Minister of Budget and Economic Planning Atiku Bagudu has asserted that the prevailing economic realities compelled the Federal Government to raise the 2024 budgetary proposal from the initial N26 trillion to N27.5 trillion.
Bagudu disclosed while briefing State House correspondents on the latest developments at the end of the Federal Executive Council (FEC) meeting presided over by President Bola Tinubu at the Council Chamber, Presidential Villa, Abuja.
He said further details of the budget will be released when the President formally makes a presentation to the National Assembly in a few days.
Bagudu also said the MTEF and fiscal policy frameworks, which had been passed by the National Assembly, were further reviewed.
According to him: “This has an aggregate of 27 trillion, 500 billion naira, which is an increase of over 1.5 trillion from the previous estimate using the old reference prices.”
The minister disclosed that the forecast revenue for 2024 is N18.2 trillion, explaining that it is higher than the 2023 revenue.
He said: “The Federal Executive Council considered the 2024 Appropriation Bill. The MTEF was earlier approved by the National Assembly. It has an exchange rate of N700 to a dollar and a crude oil benchmark of $73.
“To improve revenue, the council further reviewed the MTEF, with an exchange rate of N750 to a dollar and a crude oil benchmark of $77. This will significantly improve revenue.”
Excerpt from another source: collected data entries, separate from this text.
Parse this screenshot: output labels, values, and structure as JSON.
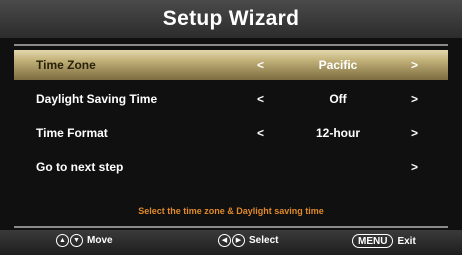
{
  "title": "Setup Wizard",
  "menu": {
    "items": [
      {
        "label": "Time Zone",
        "value": "Pacific",
        "has_left_arrow": true,
        "has_right_arrow": true,
        "selected": true
      },
      {
        "label": "Daylight Saving Time",
        "value": "Off",
        "has_left_arrow": true,
        "has_right_arrow": true,
        "selected": false
      },
      {
        "label": "Time Format",
        "value": "12-hour",
        "has_left_arrow": true,
        "has_right_arrow": true,
        "selected": false
      },
      {
        "label": "Go to next step",
        "value": "",
        "has_left_arrow": false,
        "has_right_arrow": true,
        "selected": false
      }
    ],
    "arrow_left_glyph": "<",
    "arrow_right_glyph": ">"
  },
  "hint": "Select the time zone & Daylight saving time",
  "footer": {
    "move_label": "Move",
    "select_label": "Select",
    "menu_button_text": "MENU",
    "exit_label": "Exit",
    "up_icon": "up-arrow-icon",
    "down_icon": "down-arrow-icon",
    "left_icon": "left-arrow-icon",
    "right_icon": "right-arrow-icon"
  },
  "colors": {
    "selected_row": "#c1b078",
    "hint_text": "#e08a2a",
    "title_bar": "#3a3a3a"
  }
}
Equally, the council, he said, has approved the 2024 Appropriation Act and its presentation to the National Assembly by the President.
Minister of Finance and Coordinating Minister of the Economy Wale Edun said in his briefing that FEC approved a $1 billion budget support loan from the African Development Bank (AfDB).
He said: “There was a briefing by the Fiscal Policy and Tax Reform Committee. Essentially, they’ve been working for roughly 90 days. They’ve been working very well and very effectively, such that they are in a position to have even impacted the economy by coming up with initial reforms as well as signposting the way forward in terms of very important targets.
“So, in a nutshell, the policy on VAT removal on diesel is from them; they are looking to help boost the fiscal situation of the government by increasing revenue, particularly tax revenue, through digitalisation, additional efficiency, and rationalisation of the range of taxes that we have at the moment.
“They are looking to increase the ratio of tax-revenue-to-GDP to 18 per cent which is the average for Africa; so many countries are above that level. It is about double where we are now and within a matter of a few years, their target is to reach 18 per cent.
He further disclosed that other economic measures, in the short term, are being contemplated, and the report has been well received by Mr. President and the council.
He went further by giving a summary of the memos that he got approved at the meeting.
“First of all, there was inherited financing, an inherited loan processing, which had to do with the $100 million financing from the African Development Bank and the $15 million from the Canada-African Development Bank Climate Fund.
“Essentially, it was processed before this administration came in, so it has been inherited. Essentially, it is concessional borrowing, around 4.2 per cent per annum, by Abia State, through the federal government. So the funds are to be lent to Abia State and they are for waste management and rehabilitation of roads in Umuahia and Aba, in particular. That was approved,” he said.
Edun continued: “Secondly, there was the financing of $1 billion, concessional financing, 25 years, eight years moratorium at about 4.2 per cent per annum, which was approved by the African Development Bank for this administration.
“And really, it was in recognition of the macroeconomic measures that have been taken—the swift movement towards macro stability, restoring revenue, improving the foreign exchange situation, and so forth—by this government. The reward, as far as the African Development Bank, a concessional financing organisation, was concerned, was to provide $1 billion in general budget support
“Finally, to keep working hard and maximise the ability of the government to use the markets and to take advantage of different situations and improve situations, the Federal Executive Council approved a total limit of N2 trillion to be available for use by the Ministry of Finance to go in and out of the market and essentially to, where possible, bring down the rate of interest on the current outstanding.
“So essentially, it will be refinancing and the view is that there will be an opportunity to save about N50 billion or more in debt servicing over time by giving back expensive debt refinancing with cheaper funding.”